Tak Gentar Dikritik Komnas HAM, Tekad Dedi Mulyadi Makin Bulat Lanjutkan Kirim Siswa Nakal ke Barak

Tak gentar dikritik Komnas HAM, tekad Gubernur Jawa Barat, Dedi Mulyadi makin bulat untuk melanjutkan program kirim siswa nakal ke barak militer.

KOMPAS.COM/HARYANTI PUSPA SARI
TAK GENTAR - Gubernur Jabar Dedi Mulyadi makin bertekad melanjutkan program kirim siswa nakal ke barak militer. 

SURYA.co.id - Tak gentar dikritik Komnas HAM, tekad Gubernur Jawa Barat, Dedi Mulyadi makin bulat untuk melanjutkan program kirim siswa nakal ke barak militer.

Hal ini lantaran program ini sudah menunjukkan keberhasilannya setelah gelombang pertam berakhir.

Program tersebut dinilai efektif mengubah perilaku remaja bermasalah menjadi disiplin dan lebih baik.

Terkait dengan munculnya rekomendasi agar program tersebut dihentikan, hal itu tidak menyurutkan langkah dirinya untuk terus memberikan perhatian kepada remaja yang memerlukan pendidikan khusus agar bisa berperilaku lebih baik.

"Ada yang merekomendasikan menghentikan. Saya tidak akan menghentikan, akan terus melaksanakan karena itu efektif," kata Dedi Mulyadi di Gedung DPRD Jabar, Kamis (22/5/2025) malam, melansir dari Kompas.com.

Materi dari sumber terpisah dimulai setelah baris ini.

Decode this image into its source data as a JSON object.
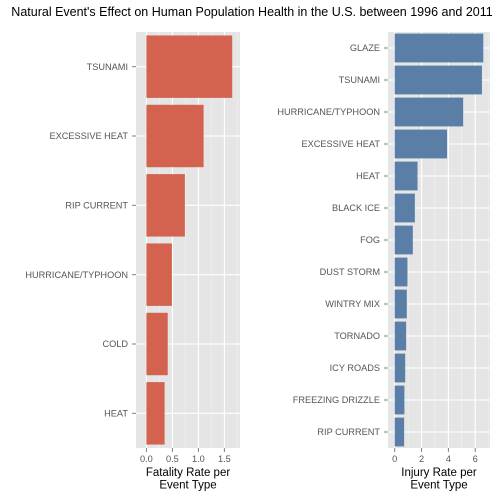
{
  "chart": {
    "title": "Natural Event's Effect on Human Population Health in the U.S. between 1996 and 2011"
  },
  "colors": {
    "fatality_bar": "#d3624f",
    "injury_bar": "#5a7ea6",
    "panel_bg": "#e5e5e5",
    "grid": "#ffffff"
  },
  "chart_data": [
    {
      "type": "bar",
      "orientation": "horizontal",
      "categories": [
        "TSUNAMI",
        "EXCESSIVE HEAT",
        "RIP CURRENT",
        "HURRICANE/TYPHOON",
        "COLD",
        "HEAT"
      ],
      "values": [
        1.65,
        1.1,
        0.74,
        0.49,
        0.41,
        0.35
      ],
      "xlabel": "Fatality Rate per\nEvent Type",
      "ylabel": "",
      "xlim": [
        -0.2,
        1.8
      ],
      "xticks": [
        "0.0",
        "0.5",
        "1.0",
        "1.5"
      ],
      "grid": true,
      "legend": "none"
    },
    {
      "type": "bar",
      "orientation": "horizontal",
      "categories": [
        "GLAZE",
        "TSUNAMI",
        "HURRICANE/TYPHOON",
        "EXCESSIVE HEAT",
        "HEAT",
        "BLACK ICE",
        "FOG",
        "DUST STORM",
        "WINTRY MIX",
        "TORNADO",
        "ICY ROADS",
        "FREEZING DRIZZLE",
        "RIP CURRENT"
      ],
      "values": [
        6.6,
        6.5,
        5.1,
        3.9,
        1.7,
        1.5,
        1.35,
        0.95,
        0.9,
        0.85,
        0.78,
        0.72,
        0.7
      ],
      "xlabel": "Injury Rate per\nEvent Type",
      "ylabel": "",
      "xlim": [
        -0.5,
        7.1
      ],
      "xticks": [
        "0",
        "2",
        "4",
        "6"
      ],
      "grid": true,
      "legend": "none"
    }
  ]
}
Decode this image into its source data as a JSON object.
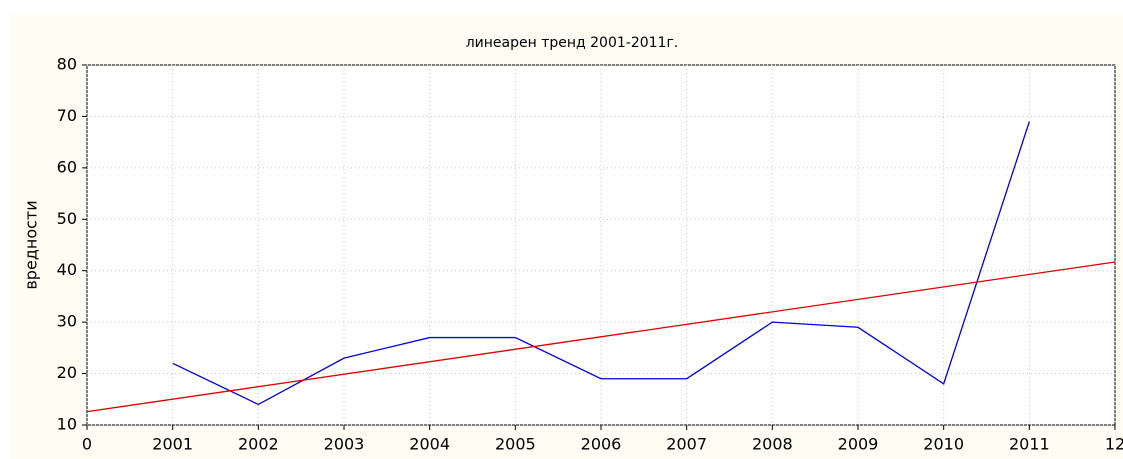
{
  "chart_data": {
    "type": "line",
    "title": "линеарен тренд 2001-2011г.",
    "ylabel": "вредности",
    "xlim": [
      0,
      12
    ],
    "xticks": [
      0,
      {
        "value": 1,
        "label": "2001"
      },
      {
        "value": 2,
        "label": "2002"
      },
      {
        "value": 3,
        "label": "2003"
      },
      {
        "value": 4,
        "label": "2004"
      },
      {
        "value": 5,
        "label": "2005"
      },
      {
        "value": 6,
        "label": "2006"
      },
      {
        "value": 7,
        "label": "2007"
      },
      {
        "value": 8,
        "label": "2008"
      },
      {
        "value": 9,
        "label": "2009"
      },
      {
        "value": 10,
        "label": "2010"
      },
      {
        "value": 11,
        "label": "2011"
      },
      12
    ],
    "ylim": [
      10,
      80
    ],
    "yticks": [
      10,
      20,
      30,
      40,
      50,
      60,
      70,
      80
    ],
    "grid": true,
    "series": [
      {
        "color": "#0000dd",
        "x": [
          1,
          2,
          3,
          4,
          5,
          6,
          7,
          8,
          9,
          10,
          11
        ],
        "values": [
          22,
          14,
          23,
          27,
          27,
          19,
          19,
          30,
          29,
          18,
          69
        ]
      },
      {
        "color": "#e00000",
        "x": [
          0,
          12
        ],
        "values": [
          12.6,
          41.7
        ]
      }
    ]
  }
}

"Efektifnya bisa dilihat dari hasil pelaksanannya kemarin, terlihat oleh mata, terbuka, kemudian disiarkan secara luas. Artinya, kalau bicara keterbukaan orang hasilnya kita lihatin," tuturnya.

Dedi menerangkan, evaluasi pelaksanaan program pendidikan berkarakter tersebut akan dilaksanakan dengan harapan bisa lebih baik lagi ke depannya.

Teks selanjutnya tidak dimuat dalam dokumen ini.